Examples of dedicated hosts include:

Planning for the Future

My recommendation when choosing a web host, is the plan for future growth. Not only does the choice of the host itself matter, but the ability to increase both in the number of websites and to handle high levels of traffic are important.

I recommend both Host Gator and Media Temple LiquidWeb because they both have the ability to scale. They both offer an entry-level hosting plan but also virtual and dedicated server options.

To run a successful online business you won't need 100,000 visitors per month. In fact you may be able to be very successful with just 5,000 or 10,000 per month. It all depends on your offer and how your site/business is structured. While the majority of blogs will never need to upgrade from shared hosting, planning for future growth is important.


Hi, I'm the Author!

Bryan Haines is a travel blogger, photographer and content marketer. He is co-founder of Storyteller Media (content marketing for travel brands). Bryan also runs two authority blogs with his wife, Dena: ClickLikeThis (GoPro tutorials) and GringosAbroad (Ecuador travel).

7 comments… add one
  • Darwin Janovich May 15, 2018, 10:02 am

    Thanks for sharing your ideas.

  • Cristina Pacheco May 25, 2014, 8:43 am

    What do you think about Squarespace hosting? do you think it is a good idea for a beginner to choose their services?

    • Bryan Haines May 25, 2014, 12:44 pm

      I haven’t used SquareSpace but I think that there is a better way. It looks like they use their own version of a site building tool. I recommend using WordPress for building your blog. Not only is WordPress the most popular site / blog building tool – it is also the most flexible. There are hundreds of premium plugins that you can use to build your online business. WordPress is free. Go to to get it.

      To use WordPress you are going to have to use a different host – I recommend starting with HostGator. It will cost you less than SquareSpace and it is more flexible. Win-win.:)

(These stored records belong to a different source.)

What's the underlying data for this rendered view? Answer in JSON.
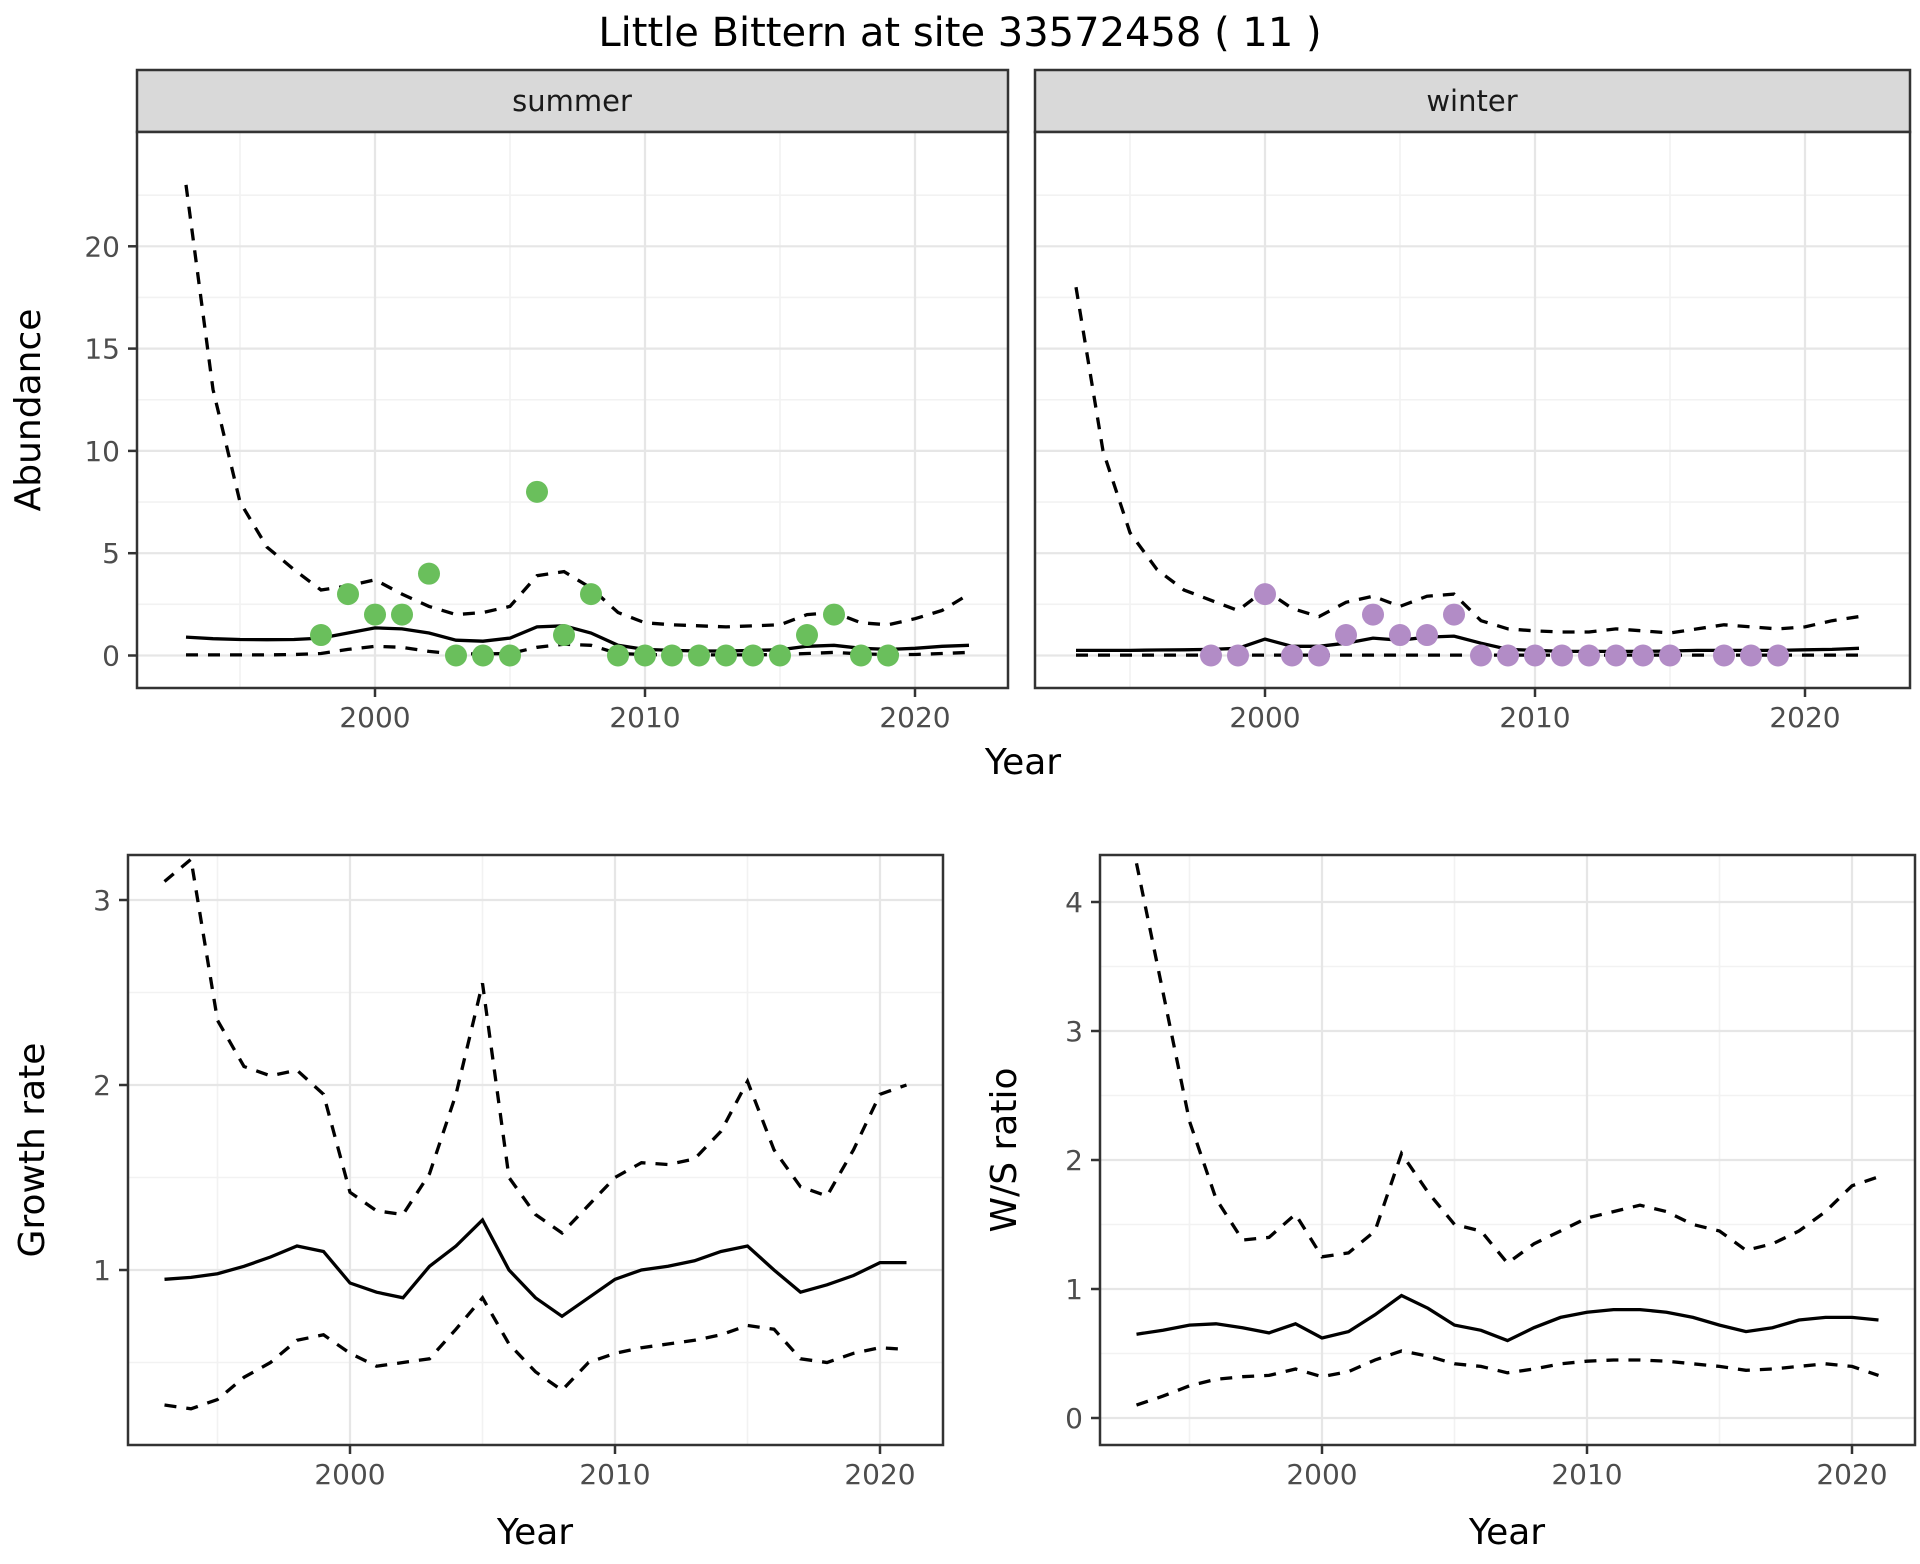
{
  "title": "Little Bittern at site 33572458 ( 11 )",
  "colors": {
    "summer_point": "#6abf5c",
    "winter_point": "#b28cc6",
    "line": "#000000",
    "panel_border": "#333333",
    "strip_bg": "#d9d9d9",
    "grid_major": "#e6e6e6",
    "grid_minor": "#f2f2f2",
    "tick_text": "#4d4d4d"
  },
  "chart_data": [
    {
      "type": "line+scatter",
      "title": "Abundance by season (faceted: summer / winter)",
      "xlabel": "Year",
      "ylabel": "Abundance",
      "x": [
        1993,
        1994,
        1995,
        1996,
        1997,
        1998,
        1999,
        2000,
        2001,
        2002,
        2003,
        2004,
        2005,
        2006,
        2007,
        2008,
        2009,
        2010,
        2011,
        2012,
        2013,
        2014,
        2015,
        2016,
        2017,
        2018,
        2019,
        2020,
        2021,
        2022
      ],
      "xticks": [
        2000,
        2010,
        2020
      ],
      "xminor": [
        1995,
        2005,
        2015,
        2025
      ],
      "yticks": [
        0,
        5,
        10,
        15,
        20
      ],
      "yminor": [
        2.5,
        7.5,
        12.5,
        17.5,
        22.5
      ],
      "ylim": [
        -0.6,
        24
      ],
      "grid": true,
      "legend": "none",
      "facets": [
        {
          "label": "summer",
          "point_color": "#6abf5c",
          "points": {
            "years": [
              1998,
              1999,
              2000,
              2001,
              2002,
              2003,
              2004,
              2005,
              2006,
              2007,
              2008,
              2009,
              2010,
              2011,
              2012,
              2013,
              2014,
              2015,
              2016,
              2017,
              2018,
              2019
            ],
            "values": [
              1,
              3,
              2,
              2,
              4,
              0,
              0,
              0,
              8,
              1,
              3,
              0,
              0,
              0,
              0,
              0,
              0,
              0,
              1,
              2,
              0,
              0
            ]
          },
          "series": [
            {
              "name": "mean",
              "style": "solid",
              "values": [
                0.9,
                0.82,
                0.78,
                0.77,
                0.78,
                0.85,
                1.1,
                1.35,
                1.3,
                1.1,
                0.75,
                0.7,
                0.85,
                1.4,
                1.45,
                1.1,
                0.5,
                0.3,
                0.25,
                0.22,
                0.22,
                0.25,
                0.28,
                0.45,
                0.5,
                0.35,
                0.3,
                0.35,
                0.45,
                0.5
              ]
            },
            {
              "name": "upper95",
              "style": "dashed",
              "values": [
                23.0,
                13.0,
                7.5,
                5.3,
                4.2,
                3.2,
                3.4,
                3.7,
                3.0,
                2.4,
                2.0,
                2.1,
                2.4,
                3.9,
                4.1,
                3.3,
                2.1,
                1.6,
                1.5,
                1.45,
                1.4,
                1.45,
                1.5,
                2.0,
                2.1,
                1.6,
                1.5,
                1.8,
                2.2,
                3.0
              ]
            },
            {
              "name": "lower95",
              "style": "dashed",
              "values": [
                0.03,
                0.03,
                0.03,
                0.03,
                0.05,
                0.1,
                0.3,
                0.45,
                0.4,
                0.2,
                0.08,
                0.08,
                0.1,
                0.4,
                0.55,
                0.5,
                0.1,
                0.05,
                0.03,
                0.03,
                0.03,
                0.03,
                0.05,
                0.1,
                0.15,
                0.08,
                0.05,
                0.05,
                0.1,
                0.15
              ]
            }
          ]
        },
        {
          "label": "winter",
          "point_color": "#b28cc6",
          "points": {
            "years": [
              1998,
              1999,
              2000,
              2001,
              2002,
              2003,
              2004,
              2005,
              2006,
              2007,
              2008,
              2009,
              2010,
              2011,
              2012,
              2013,
              2014,
              2015,
              2017,
              2018,
              2019
            ],
            "values": [
              0,
              0,
              3,
              0,
              0,
              1,
              2,
              1,
              1,
              2,
              0,
              0,
              0,
              0,
              0,
              0,
              0,
              0,
              0,
              0,
              0
            ]
          },
          "series": [
            {
              "name": "mean",
              "style": "solid",
              "values": [
                0.25,
                0.25,
                0.25,
                0.27,
                0.28,
                0.3,
                0.35,
                0.8,
                0.45,
                0.45,
                0.6,
                0.85,
                0.75,
                0.9,
                0.95,
                0.6,
                0.3,
                0.25,
                0.2,
                0.2,
                0.2,
                0.2,
                0.22,
                0.25,
                0.25,
                0.25,
                0.25,
                0.28,
                0.3,
                0.35
              ]
            },
            {
              "name": "upper95",
              "style": "dashed",
              "values": [
                18.0,
                10.0,
                6.0,
                4.2,
                3.2,
                2.7,
                2.2,
                3.2,
                2.3,
                1.9,
                2.6,
                2.9,
                2.4,
                2.9,
                3.0,
                1.7,
                1.3,
                1.2,
                1.15,
                1.15,
                1.3,
                1.2,
                1.1,
                1.3,
                1.5,
                1.4,
                1.3,
                1.4,
                1.7,
                1.9
              ]
            },
            {
              "name": "lower95",
              "style": "dashed",
              "values": [
                0.02,
                0.02,
                0.02,
                0.02,
                0.02,
                0.02,
                0.02,
                0.02,
                0.02,
                0.02,
                0.02,
                0.02,
                0.02,
                0.02,
                0.02,
                0.02,
                0.02,
                0.02,
                0.02,
                0.02,
                0.02,
                0.02,
                0.02,
                0.02,
                0.02,
                0.02,
                0.02,
                0.02,
                0.02,
                0.02
              ]
            }
          ]
        }
      ]
    },
    {
      "type": "line",
      "title": "Growth rate",
      "xlabel": "Year",
      "ylabel": "Growth rate",
      "x": [
        1993,
        1994,
        1995,
        1996,
        1997,
        1998,
        1999,
        2000,
        2001,
        2002,
        2003,
        2004,
        2005,
        2006,
        2007,
        2008,
        2009,
        2010,
        2011,
        2012,
        2013,
        2014,
        2015,
        2016,
        2017,
        2018,
        2019,
        2020,
        2021
      ],
      "xticks": [
        2000,
        2010,
        2020
      ],
      "xminor": [
        1995,
        2005,
        2015
      ],
      "yticks": [
        1,
        2,
        3
      ],
      "yminor": [
        0.5,
        1.5,
        2.5
      ],
      "ylim": [
        0.05,
        3.25
      ],
      "grid": true,
      "series": [
        {
          "name": "mean",
          "style": "solid",
          "values": [
            0.95,
            0.96,
            0.98,
            1.02,
            1.07,
            1.13,
            1.1,
            0.93,
            0.88,
            0.85,
            1.02,
            1.13,
            1.27,
            1.0,
            0.85,
            0.75,
            0.85,
            0.95,
            1.0,
            1.02,
            1.05,
            1.1,
            1.13,
            1.0,
            0.88,
            0.92,
            0.97,
            1.04,
            1.04
          ]
        },
        {
          "name": "upper95",
          "style": "dashed",
          "values": [
            3.1,
            3.22,
            2.35,
            2.1,
            2.05,
            2.08,
            1.95,
            1.42,
            1.32,
            1.3,
            1.52,
            1.95,
            2.55,
            1.5,
            1.3,
            1.2,
            1.35,
            1.5,
            1.58,
            1.57,
            1.6,
            1.75,
            2.02,
            1.65,
            1.45,
            1.4,
            1.65,
            1.95,
            2.0
          ]
        },
        {
          "name": "lower95",
          "style": "dashed",
          "values": [
            0.27,
            0.25,
            0.3,
            0.42,
            0.5,
            0.62,
            0.65,
            0.55,
            0.48,
            0.5,
            0.52,
            0.68,
            0.85,
            0.6,
            0.45,
            0.35,
            0.5,
            0.55,
            0.58,
            0.6,
            0.62,
            0.65,
            0.7,
            0.68,
            0.52,
            0.5,
            0.55,
            0.58,
            0.57
          ]
        }
      ]
    },
    {
      "type": "line",
      "title": "W/S ratio",
      "xlabel": "Year",
      "ylabel": "W/S ratio",
      "x": [
        1993,
        1994,
        1995,
        1996,
        1997,
        1998,
        1999,
        2000,
        2001,
        2002,
        2003,
        2004,
        2005,
        2006,
        2007,
        2008,
        2009,
        2010,
        2011,
        2012,
        2013,
        2014,
        2015,
        2016,
        2017,
        2018,
        2019,
        2020,
        2021
      ],
      "xticks": [
        2000,
        2010,
        2020
      ],
      "xminor": [
        1995,
        2005,
        2015
      ],
      "yticks": [
        0,
        1,
        2,
        3,
        4
      ],
      "yminor": [
        0.5,
        1.5,
        2.5,
        3.5
      ],
      "ylim": [
        -0.2,
        4.35
      ],
      "grid": true,
      "series": [
        {
          "name": "mean",
          "style": "solid",
          "values": [
            0.65,
            0.68,
            0.72,
            0.73,
            0.7,
            0.66,
            0.73,
            0.62,
            0.67,
            0.8,
            0.95,
            0.85,
            0.72,
            0.68,
            0.6,
            0.7,
            0.78,
            0.82,
            0.84,
            0.84,
            0.82,
            0.78,
            0.72,
            0.67,
            0.7,
            0.76,
            0.78,
            0.78,
            0.76
          ]
        },
        {
          "name": "upper95",
          "style": "dashed",
          "values": [
            4.3,
            3.3,
            2.3,
            1.7,
            1.38,
            1.4,
            1.58,
            1.25,
            1.28,
            1.45,
            2.05,
            1.75,
            1.5,
            1.45,
            1.2,
            1.35,
            1.45,
            1.55,
            1.6,
            1.65,
            1.6,
            1.5,
            1.45,
            1.3,
            1.35,
            1.45,
            1.6,
            1.8,
            1.87
          ]
        },
        {
          "name": "lower95",
          "style": "dashed",
          "values": [
            0.1,
            0.17,
            0.25,
            0.3,
            0.32,
            0.33,
            0.38,
            0.32,
            0.36,
            0.45,
            0.52,
            0.48,
            0.42,
            0.4,
            0.35,
            0.38,
            0.42,
            0.44,
            0.45,
            0.45,
            0.44,
            0.42,
            0.4,
            0.37,
            0.38,
            0.4,
            0.42,
            0.4,
            0.33
          ]
        }
      ]
    }
  ]
}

  • Trudy Marshall May 20, 2014, 7:08 am

    So, I have been following your course, and setting up my blog (Finally – and nothing to do with Ecuador!) and after I purchased hosting with Hostgator, they froze my account, sent me an email that I had to verify who I was with a photo ID and a scan of my credit card (blacking out the numbers). I wasn’t at all comfortable with that, so I got on the live chat, and he confirmed that the email was sent from Hostgator, and they needed this info for security reasons, and to just send it in and they would release my account. So I did that Saturday morning at 8am, and now it’s Tuesday am and I still don’t have access to my account to work on it. Did this happen to you? Does it happen with GoDaddy or is it because I live in Ecuador? Getting a little ticked, and waiting for their Live Chat again.

    • Bryan Haines May 26, 2014, 9:00 am

      I don’t know what the problem is. I didn’t have this issue. It sounds like an issue of credit card verification. Have you heard back yet? If you can go on live chat you should be able to sort this out. Sometimes these things will take 30-60 minutes but they should be able to sort this all out.

      Let me know how it goes for you.

  • Beth Jun 12, 2013, 3:31 pm

    I have a long story that I will not go into. To simply state, I used HostGator a while ago. Why is HostGator better than Godaddy for hosting my blog?

    • Bryan Haines Jun 19, 2013, 3:06 pm

      Mostly personal preference. I’m a fan of control panel. I see that GoDaddy now has 1-click-install, so this is a good improvement.

      I also prefer to have my domains separate from my hosting. I feel that there is no one better to buy domains with than GoDaddy. This site is hosted with MediaTemple. My other sites are with HostGator.